When Harper Lee wrote To Kill a Mockingbird, her home state of Alabama was a hotbed of civil rights activity. Throughout the South, blacks and whites were segregated. African Americans used different drinking fountains, entrances, and restroom facilities. They also had to sit on the back of public buses and were expected to move if a white person wanted their seat. In 1955, Rosa Parks refused to give up her seat on a Montgomery, Alabama bus. Her momentous decision sparked a yearlong bus boycott, giving new life to the civil rights movement and propelling Martin Luther King, Jr. to national prominence. Civil rights issues were heating up across the nation, too, and so the subject of To Kill a Mockingbird was quite timely upon its publication.

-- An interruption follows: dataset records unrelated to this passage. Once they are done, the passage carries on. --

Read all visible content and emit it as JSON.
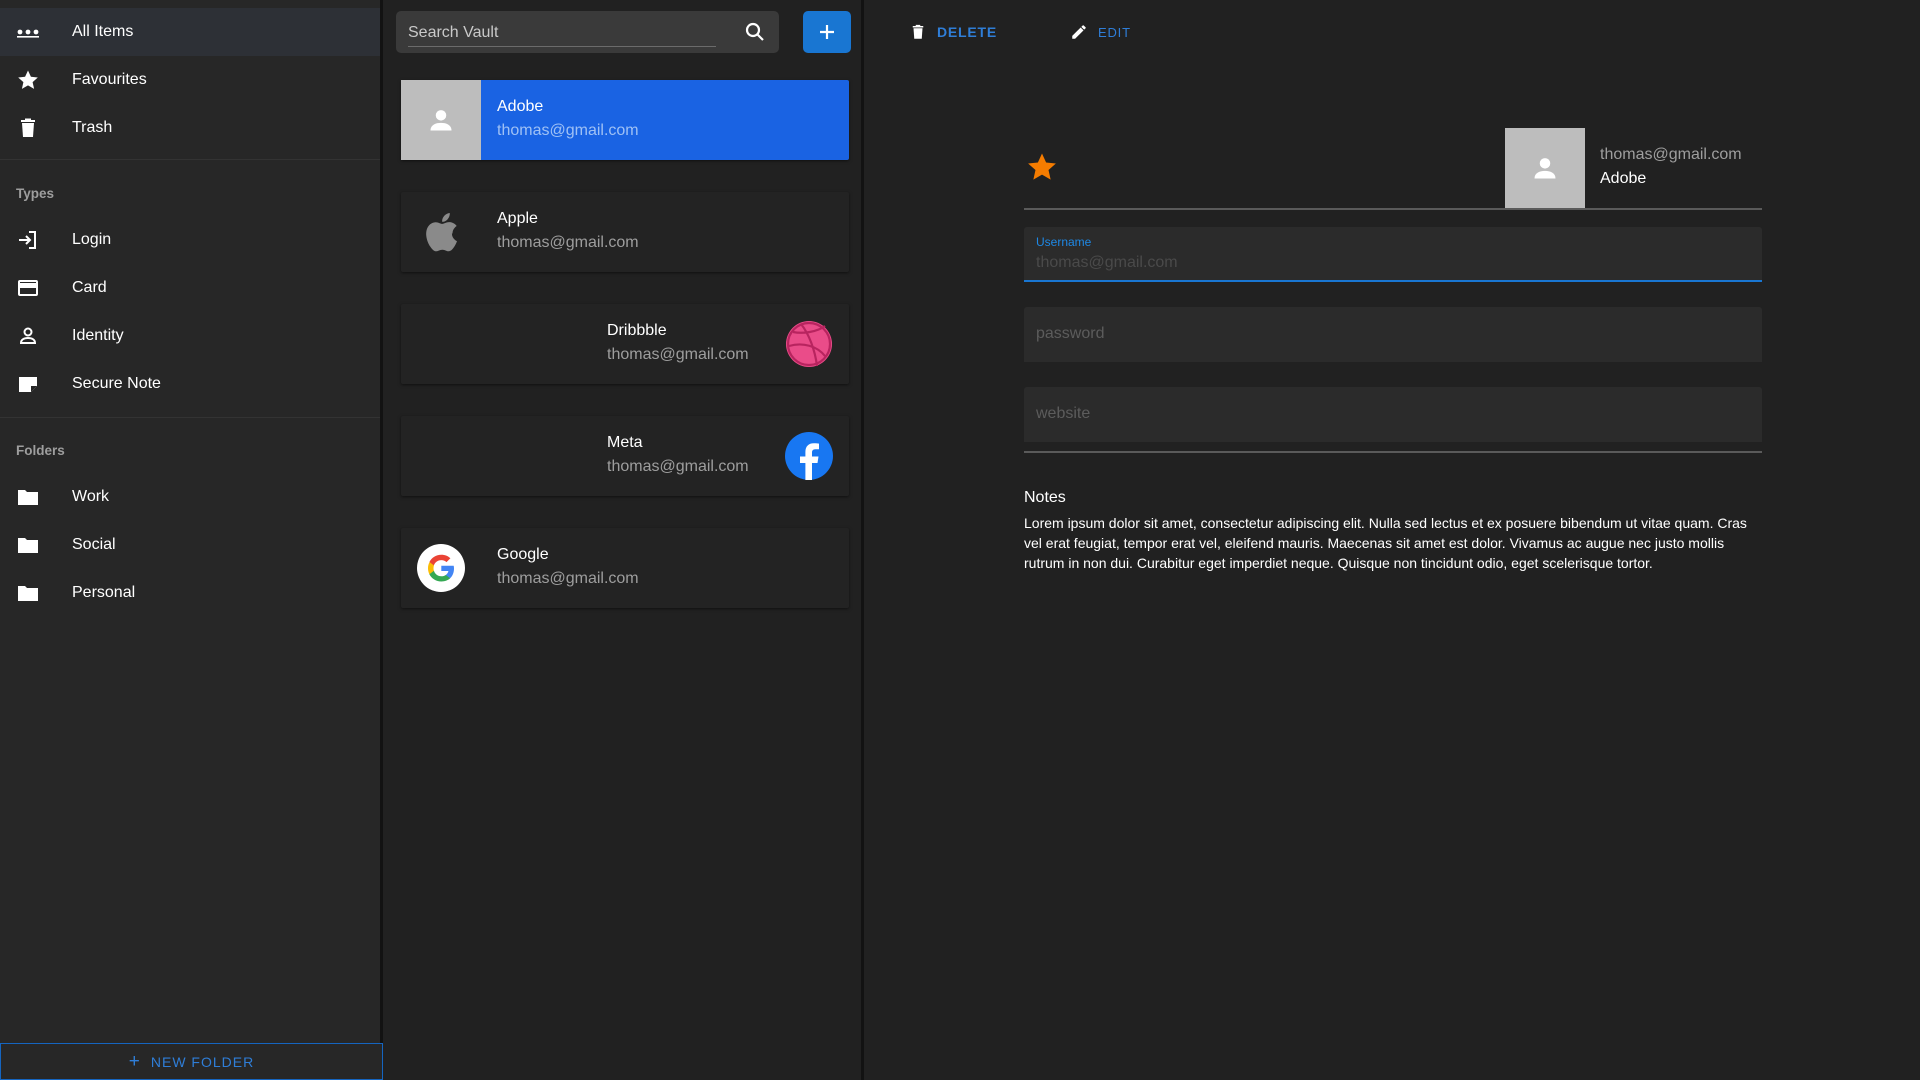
{
  "sidebar": {
    "main_items": [
      {
        "label": "All Items",
        "icon": "more-dots-icon"
      },
      {
        "label": "Favourites",
        "icon": "star-icon"
      },
      {
        "label": "Trash",
        "icon": "trash-icon"
      }
    ],
    "types_title": "Types",
    "types": [
      {
        "label": "Login",
        "icon": "login-icon"
      },
      {
        "label": "Card",
        "icon": "credit-card-icon"
      },
      {
        "label": "Identity",
        "icon": "person-icon"
      },
      {
        "label": "Secure Note",
        "icon": "note-icon"
      }
    ],
    "folders_title": "Folders",
    "folders": [
      {
        "label": "Work",
        "icon": "folder-icon"
      },
      {
        "label": "Social",
        "icon": "folder-icon"
      },
      {
        "label": "Personal",
        "icon": "folder-icon"
      }
    ],
    "new_folder_icon": "+",
    "new_folder_label": "NEW FOLDER"
  },
  "list": {
    "search_placeholder": "Search Vault",
    "add_button_icon": "+",
    "items": [
      {
        "title": "Adobe",
        "subtitle": "thomas@gmail.com",
        "logo": "person-placeholder-icon",
        "selected": true
      },
      {
        "title": "Apple",
        "subtitle": "thomas@gmail.com",
        "logo": "apple-logo-icon"
      },
      {
        "title": "Dribbble",
        "subtitle": "thomas@gmail.com",
        "logo": "dribbble-logo-icon"
      },
      {
        "title": "Meta",
        "subtitle": "thomas@gmail.com",
        "logo": "facebook-logo-icon"
      },
      {
        "title": "Google",
        "subtitle": "thomas@gmail.com",
        "logo": "google-logo-icon"
      }
    ]
  },
  "detail": {
    "delete_label": "DELETE",
    "edit_label": "EDIT",
    "favourite": true,
    "email": "thomas@gmail.com",
    "title": "Adobe",
    "username_label": "Username",
    "username_value": "thomas@gmail.com",
    "password_placeholder": "password",
    "website_placeholder": "website",
    "notes_title": "Notes",
    "notes_text": "Lorem ipsum dolor sit amet, consectetur adipiscing elit. Nulla sed lectus et ex posuere bibendum ut vitae quam. Cras vel erat feugiat, tempor erat vel, eleifend mauris. Maecenas sit amet est dolor. Vivamus ac augue nec justo mollis rutrum in non dui. Curabitur eget imperdiet neque. Quisque non tincidunt odio, eget scelerisque tortor."
  },
  "colors": {
    "accent": "#1976d2",
    "selected_card": "#1a63e3",
    "star": "#f57c00",
    "dribbble": "#ea4c89",
    "facebook": "#1877f2"
  }
}
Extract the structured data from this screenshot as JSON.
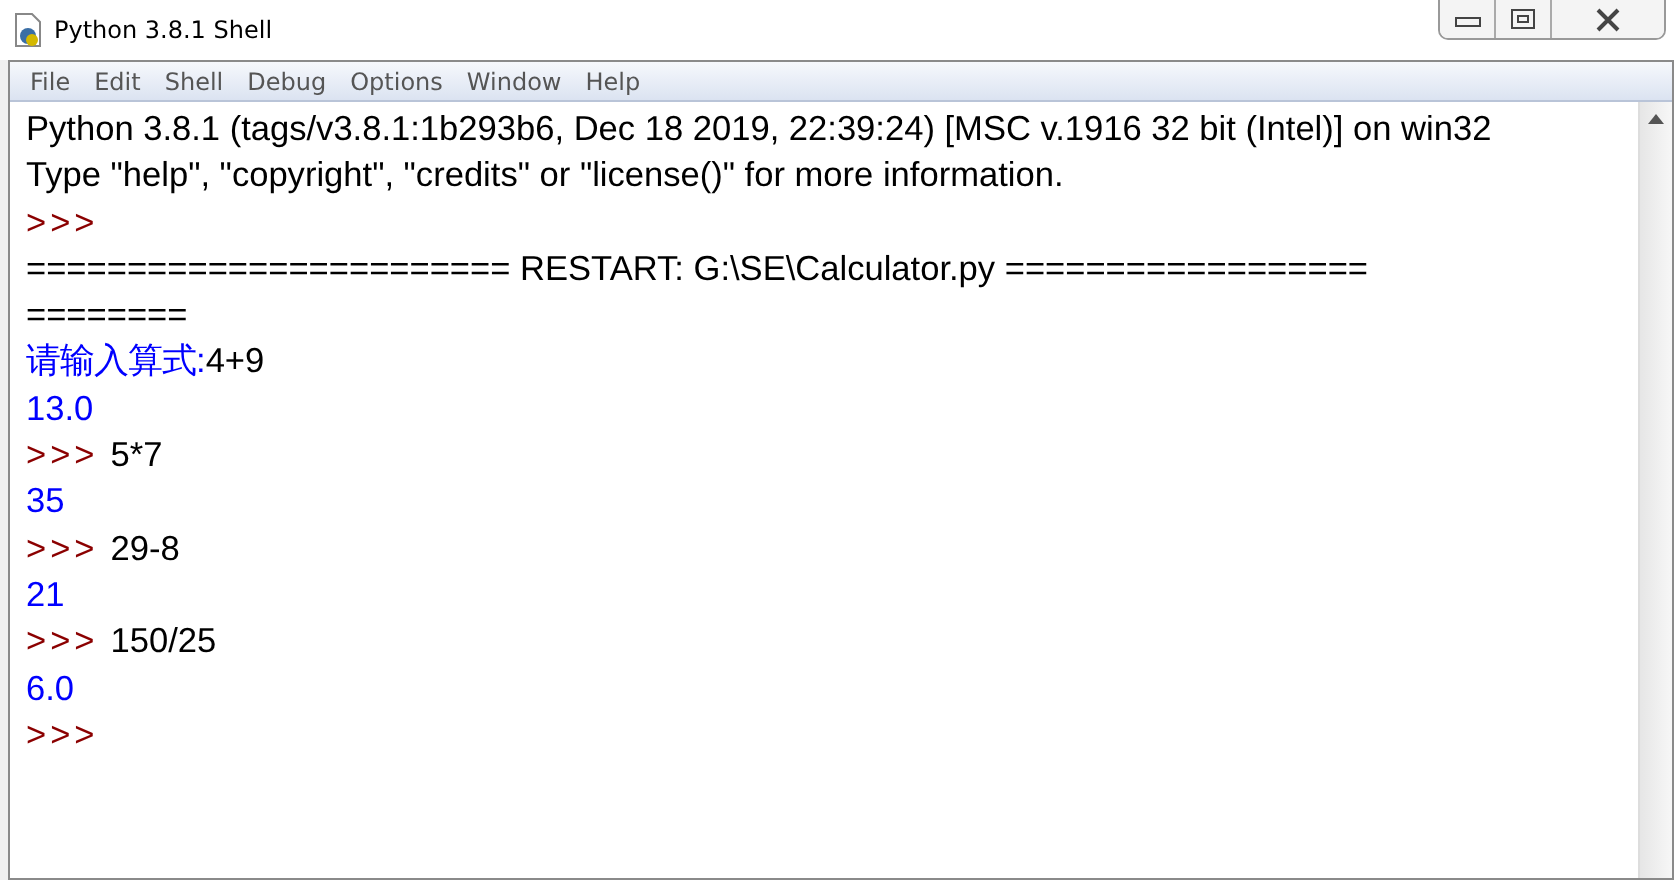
{
  "window": {
    "title": "Python 3.8.1 Shell"
  },
  "menu": [
    "File",
    "Edit",
    "Shell",
    "Debug",
    "Options",
    "Window",
    "Help"
  ],
  "lines": [
    [
      {
        "kind": "output",
        "text": "Python 3.8.1 (tags/v3.8.1:1b293b6, Dec 18 2019, 22:39:24) [MSC v.1916 32 bit (Intel)] on win32"
      }
    ],
    [
      {
        "kind": "output",
        "text": "Type \"help\", \"copyright\", \"credits\" or \"license()\" for more information."
      }
    ],
    [
      {
        "kind": "prompt",
        "text": ">>>"
      }
    ],
    [
      {
        "kind": "output",
        "text": "======================== RESTART: G:\\SE\\Calculator.py =================="
      }
    ],
    [
      {
        "kind": "output",
        "text": "========"
      }
    ],
    [
      {
        "kind": "stdout",
        "text": "请输入算式:"
      },
      {
        "kind": "input",
        "text": "4+9"
      }
    ],
    [
      {
        "kind": "stdout",
        "text": "13.0"
      }
    ],
    [
      {
        "kind": "prompt",
        "text": ">>>"
      },
      {
        "kind": "input",
        "text": "5*7"
      }
    ],
    [
      {
        "kind": "stdout",
        "text": "35"
      }
    ],
    [
      {
        "kind": "prompt",
        "text": ">>>"
      },
      {
        "kind": "input",
        "text": "29-8"
      }
    ],
    [
      {
        "kind": "stdout",
        "text": "21"
      }
    ],
    [
      {
        "kind": "prompt",
        "text": ">>>"
      },
      {
        "kind": "input",
        "text": "150/25"
      }
    ],
    [
      {
        "kind": "stdout",
        "text": "6.0"
      }
    ],
    [
      {
        "kind": "prompt",
        "text": ">>>"
      }
    ]
  ]
}
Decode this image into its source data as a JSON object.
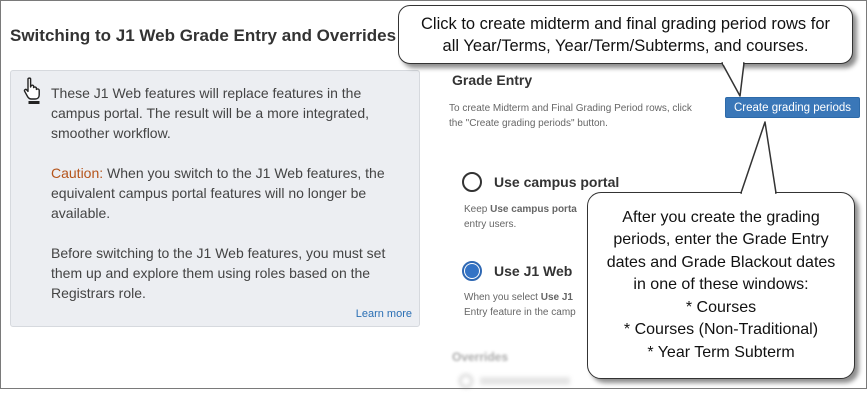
{
  "page": {
    "title": "Switching to J1 Web Grade Entry and Overrides"
  },
  "info": {
    "icon": "pointing-hand-icon",
    "paragraph1": "These J1 Web features will replace features in the campus portal. The result will be a more integrated, smoother workflow.",
    "caution_label": "Caution:",
    "caution_text": " When you switch to the J1 Web features, the equivalent campus portal features will no longer be available.",
    "paragraph3": "Before switching to the J1 Web features, you must set them up and explore them using roles based on the Registrars role.",
    "learn_more": "Learn more"
  },
  "grade_entry": {
    "title": "Grade Entry",
    "description": "To create Midterm and Final Grading Period rows, click the \"Create grading periods\" button.",
    "create_button": "Create grading periods",
    "options": [
      {
        "label": "Use campus portal",
        "selected": false,
        "desc_line1_prefix": "Keep ",
        "desc_line1_bold": "Use campus porta",
        "desc_line2": "entry users."
      },
      {
        "label": "Use J1 Web",
        "selected": true,
        "desc_line1_prefix": "When you select ",
        "desc_line1_bold": "Use J1",
        "desc_line2": "Entry feature in the camp"
      }
    ]
  },
  "overrides": {
    "title": "Overrides"
  },
  "callouts": {
    "top": "Click to create midterm and final grading period rows for all Year/Terms, Year/Term/Subterms, and courses.",
    "right_lines": [
      "After you create the grading",
      "periods, enter the Grade Entry",
      "dates and Grade Blackout dates",
      "in one of these windows:",
      "* Courses",
      "* Courses (Non-Traditional)",
      "* Year Term Subterm"
    ]
  },
  "colors": {
    "primary_button": "#3a77b8",
    "radio_selected": "#3473c5",
    "caution": "#b5541b",
    "link": "#2a6fb4",
    "info_box_bg": "#eceef2"
  }
}
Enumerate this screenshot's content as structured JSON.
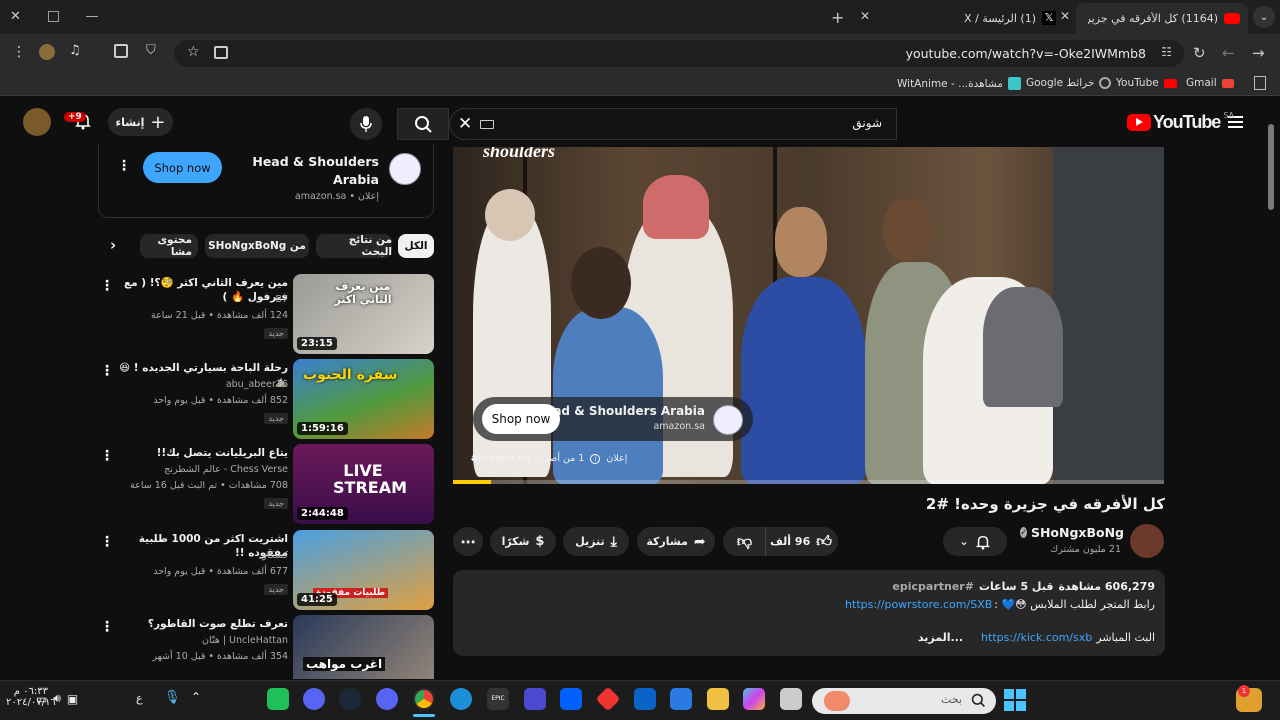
{
  "browser": {
    "tabs": [
      {
        "label": "(1164) كل الأفرقه في جزيرة وحده"
      },
      {
        "label": "(1) الرئيسة / X"
      }
    ],
    "url": "youtube.com/watch?v=-Oke2IWMmb8",
    "bookmarks": [
      "Gmail",
      "YouTube",
      "خرائط Google",
      "مشاهدة... - WitAnime"
    ]
  },
  "yt": {
    "logo_text": "YouTube",
    "region": "SA",
    "search_value": "شونق",
    "create_label": "إنشاء",
    "notif_count": "+9"
  },
  "player_ad": {
    "brand": "Head & Shoulders Arabia",
    "domain": "amazon.sa",
    "shop_label": "Shop now",
    "ad_badge": "إعلان",
    "ad_counter": "1 من أصل 2",
    "logo_text": "shoulders"
  },
  "video": {
    "title": "كل الأفرقه في جزيرة وحده! #2",
    "channel": "SHoNgxBoNg",
    "subscribers": "21 مليون مشترك",
    "likes": "96 ألف",
    "share_label": "مشاركة",
    "download_label": "تنزيل",
    "thanks_label": "شكرًا"
  },
  "description": {
    "views": "606,279 مشاهدة",
    "age": "قبل 5 ساعات",
    "hashtag": "#epicpartner",
    "line1_text": "رابط المتجر لطلب الملابس 😳💙 :",
    "line1_link": "https://powrstore.com/SXB",
    "line2_text": "البث المباشر",
    "line2_link": "https://kick.com/sxb",
    "more_label": "...المزيد"
  },
  "sidebar_ad": {
    "brand_line1": "Head & Shoulders",
    "brand_line2": "Arabia",
    "sub": "إعلان • amazon.sa",
    "shop_label": "Shop now"
  },
  "chips": [
    "الكل",
    "من نتائج البحث",
    "من SHoNgxBoNg",
    "محتوى مشا"
  ],
  "recommended": [
    {
      "title": "مين يعرف الثاني اكثر 🧐؟! ( مع فيرفول 🔥 )",
      "channel": "B7",
      "meta": "124 ألف مشاهدة • قبل 21 ساعة",
      "badge": "جديد",
      "duration": "23:15",
      "thumb_text": "مين يعرف الثاني اكثر"
    },
    {
      "title": "رحلة الباحة بسيارتي الجديده ! 😆 ⛰️",
      "channel": "abu_abeer16",
      "meta": "852 ألف مشاهدة • قبل يوم واحد",
      "badge": "جديد",
      "duration": "1:59:16",
      "thumb_text": "سفرة الجنوب"
    },
    {
      "title": "يتاع البريليانت يتصل بك!!",
      "channel": "Chess Verse - عالم الشطرنج",
      "meta": "708 مشاهدات • تم البث قبل 16 ساعة",
      "badge": "جديد",
      "duration": "2:44:48",
      "thumb_text": "LIVE STREAM"
    },
    {
      "title": "اشتريت اكثر من 1000 طلبية مفقوده !!",
      "channel": "كسكاو",
      "meta": "677 ألف مشاهدة • قبل يوم واحد",
      "badge": "جديد",
      "duration": "41:25",
      "thumb_text": "طلبيات مفقودة"
    },
    {
      "title": "تعرف تطلع صوت القاطور؟",
      "channel": "UncleHattan | هتّان",
      "meta": "354 ألف مشاهدة • قبل 10 أشهر",
      "badge": "",
      "duration": "",
      "thumb_text": "اغرب مواهب"
    }
  ],
  "taskbar": {
    "search_placeholder": "بحث",
    "time": "٠٦:٣٣ م",
    "date": "٢٠٢٤/٠٧/١٦",
    "lang": "ع"
  }
}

Lee, however, chose to set her story in the Great Depression of the 1930s. She may have had many reasons for placing the story in that time. Scout, the story's protagonist and narrator, is a semi-autobiographical character, and Lee was roughly the same age as Scout in the 1930s. Also, writers often choose to place a story about a current issue in the past or in the future to give readers an objective place from which to ponder the issue. Most likely, though, Lee chose the 1930s because civil rights issues didn't just begin in the late 1950s. The civil rights movement had a long history of making "baby-step[s]," as one character in the story would say, before it gelled into a cohesive effort. Racial relations were tense during the Depression because African Americans and Caucasians were competing for the same jobs in an environment where few jobs were available. Whites, particularly in the South, began to demand that they be given the jobs that were going to blacks. Furthermore, many whites actually fell prey to the mentality that blacks were stealing jobs from them, making a tense situation worse.

Beyond the issues of racial relations and the injustices that minority groups suffered during this time, Lee's novel is also a coming-of-age story, or bildungsroman. In this type of story, the central character moves from a state of innocence to one of maturity as the result of suffering and surviving various misadventures. In To Kill a Mockingbird, Scout Finch is that central character, and one of her biggest concerns throughout the book is coming to terms with the expectations her society has for women. In the 1930s, women in the South were pressured to conform to a widely held ideal of "Southern womanhood." Women were treated as delicate, fragile creatures, and they were expected to act in accordance with that treatment. Scout is anything but delicate and fragile, and a good deal of the story focuses on her attempts to fit into a world that expects tomboys to wear frilly dresses and maintain a dainty disposition.

The characters grapple with other themes and questions as well: bravery and cowardice; tolerance; compassion; conscience; reason; societal expectations; and prejudice at all levels. That Lee fully develops such a broad range of themes in a relatively short novel is a testimony to her talent and the story's brilliance.